Cui HW et al, 2017: CT Texture Analysis of Ex Vivo Renal Stones Predicts Ease of Fragmentation with Shockwave Lithotripsy.
Cui HW, Devlies W, Ravenscroft S, Heers H, Freidin A, Cleveland R, Ganeshan B, Turney BW.
Oxford Stone Group, University of Oxford, Oxford, United Kingdom.
Faculty of Medicine, KU Leuven, Leuven, Belgium.
Division of Medical Sciences, University of Oxford , Oxford, United Kingdom.
Department of Urology and Paediatric Urology, Philipps-Universität Marburg, Marburg, Germany.
Kennedy Institute of Rheumatology, University of Oxford, Oxford, United Kingdom.
Department of Engineering Science, Institute of Biomedical Engineering, University of Oxford, Oxford, United Kingdom.
Division of Medicine, Institute of Nuclear Medicine, University College London, London, United Kingdom.
Abstract
INTRODUCTION: Understanding the factors affecting success of extracorporeal shockwave lithotripsy (SWL) would improve informed decision-making on the most appropriate treatment modality for an individual patient.
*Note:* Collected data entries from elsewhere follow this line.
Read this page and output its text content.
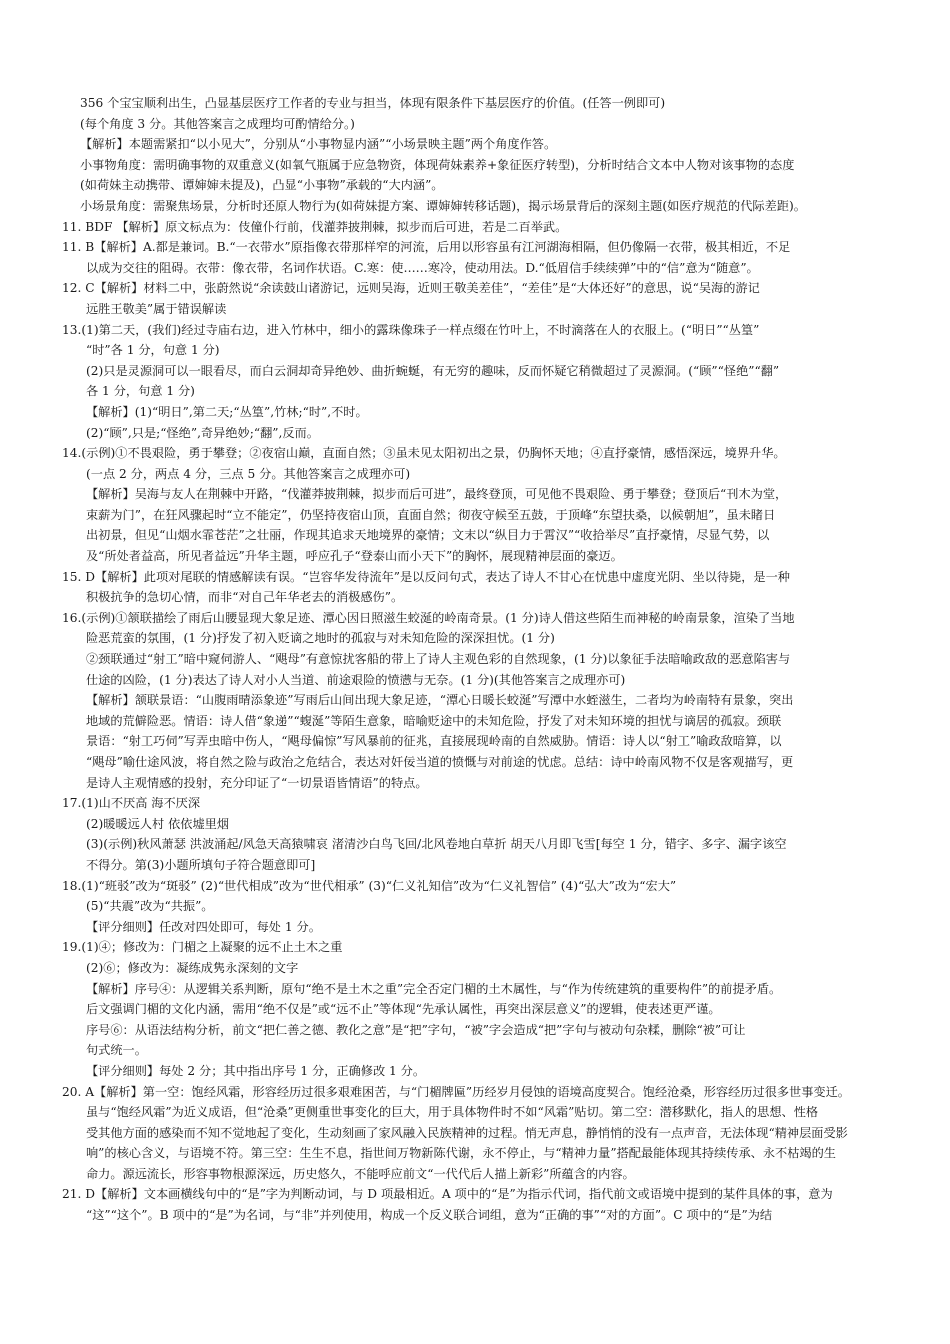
356 个宝宝顺利出生，凸显基层医疗工作者的专业与担当，体现有限条件下基层医疗的价值。(任答一例即可)
(每个角度 3 分。其他答案言之成理均可酌情给分。)
【解析】本题需紧扣“以小见大”，分别从“小事物显内涵”“小场景映主题”两个角度作答。
小事物角度：需明确事物的双重意义(如氧气瓶属于应急物资，体现荷妹素养+象征医疗转型)，分析时结合文本中人物对该事物的态度
(如荷妹主动携带、谭婶婶未提及)，凸显“小事物”承载的“大内涵”。
小场景角度：需聚焦场景，分析时还原人物行为(如荷妹提方案、谭婶婶转移话题)，揭示场景背后的深刻主题(如医疗规范的代际差距)。
11. BDF 【解析】原文标点为：伎僮仆行前，伐灌莽披荆棘，拟步而后可进，若是二百举武。
11. B【解析】A.都是兼词。B.“一衣带水”原指像衣带那样窄的河流，后用以形容虽有江河湖海相隔，但仍像隔一衣带，极其相近，不足
以成为交往的阻碍。衣带：像衣带，名词作状语。C.寒：使……寒冷，使动用法。D.“低眉信手续续弹”中的“信”意为“随意”。
12. C【解析】材料二中，张蔚然说“余读鼓山诸游记，远则吴海，近则王敬美差佳”，“差佳”是“大体还好”的意思，说“吴海的游记
远胜王敬美”属于错误解读
13.(1)第二天，(我们)经过寺庙右边，进入竹林中，细小的露珠像珠子一样点缀在竹叶上，不时滴落在人的衣服上。(“明日”“丛篁”
“时”各 1 分，句意 1 分)
(2)只是灵源洞可以一眼看尽，而白云洞却奇异绝妙、曲折蜿蜒，有无穷的趣味，反而怀疑它稍微超过了灵源洞。(“顾”“怪绝”“翻”
各 1 分，句意 1 分)
【解析】(1)“明日”,第二天;“丛篁”,竹林;“时”,不时。
(2)“顾”,只是;“怪绝”,奇异绝妙;“翻”,反而。
14.(示例)①不畏艰险，勇于攀登；②夜宿山巅，直面自然；③虽未见太阳初出之景，仍胸怀天地；④直抒豪情，感悟深远，境界升华。
(一点 2 分，两点 4 分，三点 5 分。其他答案言之成理亦可)
【解析】吴海与友人在荆棘中开路，“伐灌莽披荆棘，拟步而后可进”，最终登顶，可见他不畏艰险、勇于攀登；登顶后“刊木为堂，
束薪为门”，在狂风骤起时“立不能定”，仍坚持夜宿山顶，直面自然；彻夜守候至五鼓，于顶峰“东望扶桑，以候朝旭”，虽未睹日
出初景，但见“山烟水霏苍茫”之壮丽，作现其追求天地境界的豪情；文末以“纵目力于霄汉”“收拾举尽”直抒豪情，尽显气势，以
及“所处者益高，所见者益远”升华主题，呼应孔子“登泰山而小天下”的胸怀，展现精神层面的豪迈。
15. D【解析】此项对尾联的情感解读有误。“岂容华发待流年”是以反问句式，表达了诗人不甘心在忧患中虚度光阴、坐以待毙，是一种
积极抗争的急切心情，而非“对自己年华老去的消极感伤”。
16.(示例)①颔联描绘了雨后山腰显现大象足迹、潭心因日照滋生蛟涎的岭南奇景。(1 分)诗人借这些陌生而神秘的岭南景象，渲染了当地
险恶荒蛮的氛围，(1 分)抒发了初入贬谪之地时的孤寂与对未知危险的深深担忧。(1 分)
②颈联通过“射工”暗中窥伺游人、“飓母”有意惊扰客船的带上了诗人主观色彩的自然现象，(1 分)以象征手法暗喻政敌的恶意陷害与
仕途的凶险，(1 分)表达了诗人对小人当道、前途艰险的愤懑与无奈。(1 分)(其他答案言之成理亦可)
【解析】颔联景语：“山腹雨晴添象迹”写雨后山间出现大象足迹，“潭心日暖长蛟涎”写潭中水蛭滋生，二者均为岭南特有景象，突出
地域的荒僻险恶。情语：诗人借“象递”“蝮涎”等陌生意象，暗喻贬途中的未知危险，抒发了对未知环境的担忧与谪居的孤寂。颈联
景语：“射工巧伺”写弄虫暗中伤人，“飓母偏惊”写风暴前的征兆，直接展现岭南的自然威胁。情语：诗人以“射工”喻政敌暗算，以
“飓母”喻仕途风波，将自然之险与政治之危结合，表达对奸佞当道的愤慨与对前途的忧虑。总结：诗中岭南风物不仅是客观描写，更
是诗人主观情感的投射，充分印证了“一切景语皆情语”的特点。
17.(1)山不厌高 海不厌深
(2)暖暖远人村 依依墟里烟
(3)(示例)秋风萧瑟 洪波涌起/风急天高猿啸哀 渚清沙白鸟飞回/北风卷地白草折 胡天八月即飞雪[每空 1 分，错字、多字、漏字该空
不得分。第(3)小题所填句子符合题意即可]
18.(1)“班驳”改为“斑驳” (2)“世代相成”改为“世代相承” (3)“仁义礼知信”改为“仁义礼智信” (4)“弘大”改为“宏大”
(5)“共震”改为“共振”。
【评分细则】任改对四处即可，每处 1 分。
19.(1)④；修改为：门楣之上凝聚的远不止土木之重
(2)⑥；修改为：凝练成隽永深刻的文字
【解析】序号④：从逻辑关系判断，原句“绝不是土木之重”完全否定门楣的土木属性，与“作为传统建筑的重要构件”的前提矛盾。
后文强调门楣的文化内涵，需用“绝不仅是”或“远不止”等体现“先承认属性，再突出深层意义”的逻辑，使表述更严谨。
序号⑥：从语法结构分析，前文“把仁善之德、教化之意”是“把”字句，“被”字会造成“把”字句与被动句杂糅，删除“被”可让
句式统一。
【评分细则】每处 2 分；其中指出序号 1 分，正确修改 1 分。
20. A【解析】第一空：饱经风霜，形容经历过很多艰难困苦，与“门楣牌匾”历经岁月侵蚀的语境高度契合。饱经沧桑，形容经历过很多世事变迁。
虽与“饱经风霜”为近义成语，但“沧桑”更侧重世事变化的巨大，用于具体物件时不如“风霜”贴切。第二空：潜移默化，指人的思想、性格
受其他方面的感染而不知不觉地起了变化，生动刻画了家风融入民族精神的过程。悄无声息，静悄悄的没有一点声音，无法体现“精神层面受影
响”的核心含义，与语境不符。第三空：生生不息，指世间万物新陈代谢，永不停止，与“精神力量”搭配最能体现其持续传承、永不枯竭的生
命力。源远流长，形容事物根源深远，历史悠久，不能呼应前文“一代代后人描上新彩”所蕴含的内容。
21. D【解析】文本画横线句中的“是”字为判断动词，与 D 项最相近。A 项中的“是”为指示代词，指代前文或语境中提到的某件具体的事，意为
“这”“这个”。B 项中的“是”为名词，与“非”并列使用，构成一个反义联合词组，意为“正确的事”“对的方面”。C 项中的“是”为结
Although stone size and skin-to-stone distance do correlate with fragmentation efficacy, it has been shown that stone composition and architecture, as reflected by structural heterogeneity on CT, are also important factors. This study aims to determine if CT texture analysis (CTTA), a novel, nondestructive, and objective tool that generates statistical metrics reflecting stone heterogeneity, could have utility in predicting likelihood of SWL success.
MATERIALS AND METHODS: Seven spontaneously passed, intact renal tract stones, were scanned ex vivo using standard CT KUB and micro-CT. The stones were then fragmented in vitro using a clinical lithotripter, after which, chemical composition analysis was performed. CTTA was used to generate a number of metrics that were correlated to the number of shocks needed to fragment the stone.
RESULTS: CTTA metrics reflected stone characteristics and composition, and predicted ease of SWL fragmentation. The strongest correlation with number of shocks required to fragment the stone was mean Hounsfield unit (HU) density (r = 0.806, p = 0.028) and a CTTA metric measuring the entropy of the pixel distribution of the stone image (r = 0.804, p = 0.039). Using multiple linear regression analysis, the best model showed that CTTA metrics of entropy and kurtosis could predict 92% of the outcome of number of shocks needed to fragment the stone. This was superior to using stone volume or density.
CONCLUSIONS: CTTA metrics entropy and kurtosis have been shown in this experimental ex vivo setting to strongly predict fragmentation by SWL. This warrants further investigation in a larger clinical study for the contribution of CT textural metrics as a measure of stone heterogeneity, along with other known clinical factors, to predict likelihood of SWL success.
J Endourol. 2017 Jun 5. doi: 10.1089/end.2017.0084. [Epub ahead of print]
Comments 1
Improved CT-technology enables texture analysis (TA) of stones. When data from CTTA were compared with the number of shockwaves required for stone disintegration it was concluded that recorded entropy and kurtosis were good predictors of the outcome of in vitro fragmentation. An equation was presented with which the outcome might be predicted. Data obtained with CTTA had better predictive value than volume and density of the stones. Whether these in vitro results can be extended to the situation in vivo can hopefully be decided from a clinical study that is underway.
In this study stones were composed of calcium oxalate (with or without calcium phosphate), uric acid and cystine. It is not known if the calcium oxalate was of COM or COD type. Moreover, the stones were relatively small (3-6 mm) and it is well recognized that disintegration of very small stones might be more difficult than that of larger stones.
CTTA is, however, a new technique that, if incorporated and added to standard NCCT examinations, might provide valuable information for treatment decisions.